This topic describes distributed execution and parallel query.
Distributed execution
For a distributed system based on the Shared-Nothing architecture, the data of a relational table is stored in partitions on various nodes of the system. So, for a cross-zone data query, the execution plan is required to handle data on multiple nodes. Therefore, OceanBase Database is provided with capabilities to generate and execute distributed execution plans.
For distributed execution plans, partitioning improves query performance. You do not need to partition a small relational table. However, for a large relational table, you need to carefully select the partitioning key based on the requirements of the upper-layer application system. Make sure that most queries can use the partitioning key for partition pruning, which reduces the data access workload.
We recommend that you use the join key as the partition key for related tables and apply the same partitioning method to configure the same partitions on the same node by using table groups, to reduce cross-node data interaction.
The optimizer of OceanBase Database automatically generates a distributed execution plan based on the query and the physical distribution of data.
Parallel querying
A parallel query refers to the process of restructuring an execution plan to increase its CPU resources and I/O processing capacity, and thus reduce the system response time to the corresponding query. The parallel query technology applies to both distributed and local execution plans.
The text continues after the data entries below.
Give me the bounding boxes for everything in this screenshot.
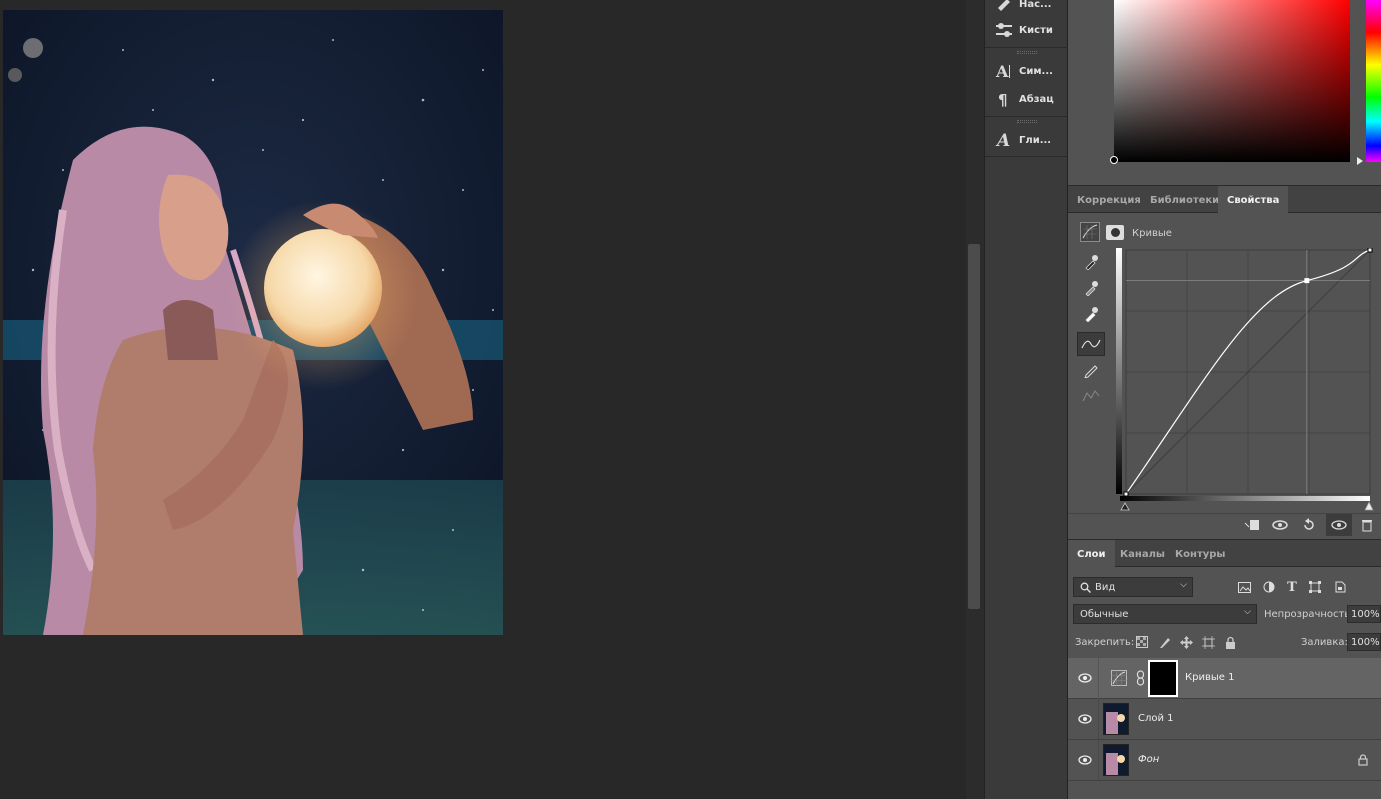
curve-endpoint-black[interactable] (1123, 491, 1129, 497)
smooth-curve-icon[interactable] (1077, 384, 1105, 408)
layer-name[interactable]: Фон (1138, 754, 1159, 765)
color-picker-cursor[interactable] (1110, 156, 1118, 164)
layer-thumbnail[interactable] (1103, 744, 1129, 776)
brush-presets-icon (998, 0, 1010, 11)
blend-mode-select[interactable]: Обычные ⌵ (1073, 604, 1257, 624)
layer-thumbnail[interactable] (1103, 703, 1129, 735)
layer-row-curves[interactable]: Кривые 1 (1068, 658, 1381, 699)
curves-adjustment-icon[interactable] (1080, 222, 1100, 242)
input-gradient-bar (1120, 496, 1370, 501)
fill-label: Заливка: (1301, 637, 1348, 648)
eyedropper-white-icon[interactable] (1077, 302, 1105, 326)
filter-pixel-icon[interactable] (1235, 578, 1253, 596)
hue-slider-handle[interactable] (1357, 157, 1363, 165)
dock-grip[interactable] (1017, 120, 1037, 123)
dock-item-brush-settings[interactable]: Кисти (985, 17, 1069, 43)
dock-item-glyphs[interactable]: A Гли... (985, 127, 1069, 153)
filter-type-icon[interactable]: T (1283, 578, 1301, 596)
chevron-down-icon: ⌵ (1244, 607, 1251, 617)
tab-channels[interactable]: Каналы (1111, 540, 1174, 568)
dock-grip[interactable] (1017, 51, 1037, 54)
opacity-label: Непрозрачность: (1264, 609, 1354, 620)
dock-item-character[interactable]: A Сим... (985, 58, 1069, 84)
dock-item-label: Нас... (1019, 0, 1052, 10)
tab-layers[interactable]: Слои (1068, 540, 1115, 568)
search-icon (1080, 582, 1091, 593)
eyedropper-gray-icon[interactable] (1077, 276, 1105, 300)
black-point-slider[interactable] (1120, 502, 1130, 511)
filter-adjustment-icon[interactable] (1260, 578, 1278, 596)
eye-icon[interactable] (1078, 714, 1092, 724)
pencil-draw-icon[interactable] (1077, 358, 1105, 382)
brush-settings-icon (996, 23, 1012, 37)
dock-item-brush-presets[interactable]: Нас... (985, 0, 1069, 17)
curves-adjustment-icon (1111, 670, 1127, 686)
dock-item-label: Кисти (1019, 24, 1053, 36)
layer-name[interactable]: Кривые 1 (1185, 672, 1234, 683)
curve-endpoint-white[interactable] (1367, 248, 1373, 253)
dock-item-paragraph[interactable]: ¶ Абзац (985, 86, 1069, 112)
photo-illustration (3, 10, 503, 635)
filter-smart-object-icon[interactable] (1331, 578, 1349, 596)
opacity-input[interactable]: 100% (1347, 605, 1381, 623)
dock-item-label: Абзац (1019, 93, 1054, 105)
lock-label: Закрепить: (1075, 637, 1135, 648)
lock-image-pixels-icon[interactable] (1155, 633, 1173, 651)
dock-item-label: Гли... (1019, 134, 1052, 146)
layer-name[interactable]: Слой 1 (1138, 713, 1174, 724)
clip-to-layer-icon[interactable] (1243, 516, 1261, 534)
curve-control-point[interactable] (1304, 278, 1310, 284)
color-saturation-field[interactable] (1114, 0, 1350, 162)
properties-title: Кривые (1132, 228, 1172, 239)
tab-libraries[interactable]: Библиотеки (1141, 186, 1228, 214)
fill-input[interactable]: 100% (1347, 633, 1381, 651)
lock-position-icon[interactable] (1177, 633, 1195, 651)
document-image[interactable] (3, 10, 503, 635)
eye-icon[interactable] (1078, 673, 1092, 683)
layer-filter-select[interactable]: Вид ⌵ (1073, 577, 1193, 597)
svg-text:A: A (995, 63, 1009, 79)
link-chain-icon[interactable] (1136, 670, 1146, 686)
curves-graph[interactable] (1116, 248, 1374, 513)
view-previous-state-icon[interactable] (1271, 516, 1289, 534)
paragraph-icon: ¶ (998, 91, 1008, 107)
collapsed-panel-dock: Нас... Кисти A Сим... ¶ Абзац A Гли... (984, 0, 1069, 799)
character-icon: A (995, 63, 1010, 79)
lock-artboard-icon[interactable] (1199, 633, 1217, 651)
layer-row-background[interactable]: Фон (1068, 740, 1381, 781)
layer-mask-thumbnail[interactable] (1148, 660, 1178, 697)
layer-row-layer1[interactable]: Слой 1 (1068, 699, 1381, 740)
eyedropper-black-icon[interactable] (1077, 250, 1105, 274)
mask-icon[interactable] (1106, 225, 1124, 240)
adjustments-tabbar: Коррекция Библиотеки Свойства (1068, 185, 1381, 214)
tab-properties[interactable]: Свойства (1218, 186, 1289, 214)
glyphs-icon: A (995, 131, 1010, 149)
white-point-slider[interactable] (1364, 501, 1374, 511)
lock-all-icon[interactable] (1221, 633, 1239, 651)
chevron-down-icon: ⌵ (1180, 580, 1187, 590)
reset-icon[interactable] (1300, 516, 1318, 534)
svg-text:A: A (995, 131, 1010, 149)
dock-item-label: Сим... (1019, 65, 1053, 77)
hue-slider[interactable] (1366, 0, 1381, 162)
lock-transparent-pixels-icon[interactable] (1133, 633, 1151, 651)
curve-points-tool-icon[interactable] (1077, 332, 1105, 356)
scrollbar-thumb[interactable] (968, 244, 980, 609)
filter-shape-icon[interactable] (1306, 578, 1324, 596)
lock-icon[interactable] (1358, 754, 1368, 766)
layer-filter-value: Вид (1095, 581, 1116, 593)
eye-icon[interactable] (1078, 755, 1092, 765)
tab-paths[interactable]: Контуры (1166, 540, 1234, 568)
layers-tabbar: Слои Каналы Контуры (1068, 539, 1381, 568)
svg-text:¶: ¶ (998, 91, 1008, 107)
blend-mode-value: Обычные (1080, 608, 1129, 620)
trash-icon[interactable] (1358, 516, 1376, 534)
tab-adjustments[interactable]: Коррекция (1068, 186, 1150, 214)
toggle-visibility-icon[interactable] (1326, 514, 1352, 536)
When a single query involves access to data stored on different nodes, you need to fetch such data to the same node for computing through data redistribution. The system takes each data redistribution node as the upper and lower boundaries to vertically divide each execution plan of OceanBase Database into multiple data flow objects (DFOs). Each DFO is split into tasks of specified degrees of parallelism (DOPs) to improve execution efficiency by running tasks in parallel.
Generally, a higher DOP leads to a shorter response time to the query, but it requires more CPU, I/O, and memory resources to execute the query. For decision support systems (DSS) or data warehouses that support querying massive amounts of data, the response time is shortened.
Generally, the execution logic of a parallel query is similar to that of a distributed execution plan. After an execution plan is decomposed, each part of the plan is executed by multiple execution threads. DFOs of the execution plan and the tasks within each DFO are executed in parallel through scheduling. Parallel queries are ideal for batch update, index creation, and index maintenance operations in online transaction processing (OLTP) scenarios.
Parallel queries can effectively improve the processing performance of the system when the system has:
Sufficient I/O bandwidth
Low CPU utilization
Adequate memory resources
If the system does not have sufficient resources for parallel processing, you cannot improve the execution performance by using parallel queries or increasing the DOPs of the tasks. On the contrary, when the application system is overloaded, the operating system must run more scheduling tasks, such as context switching and page switching, which may degrade its performance.
Generally, for DSS systems with a large number of partitions and data warehouses, parallel execution can reduce the response time. For simple DML operations, intra-partition queries, or queries across a small number of partitions, parallel queries cannot significantly reduce the response time.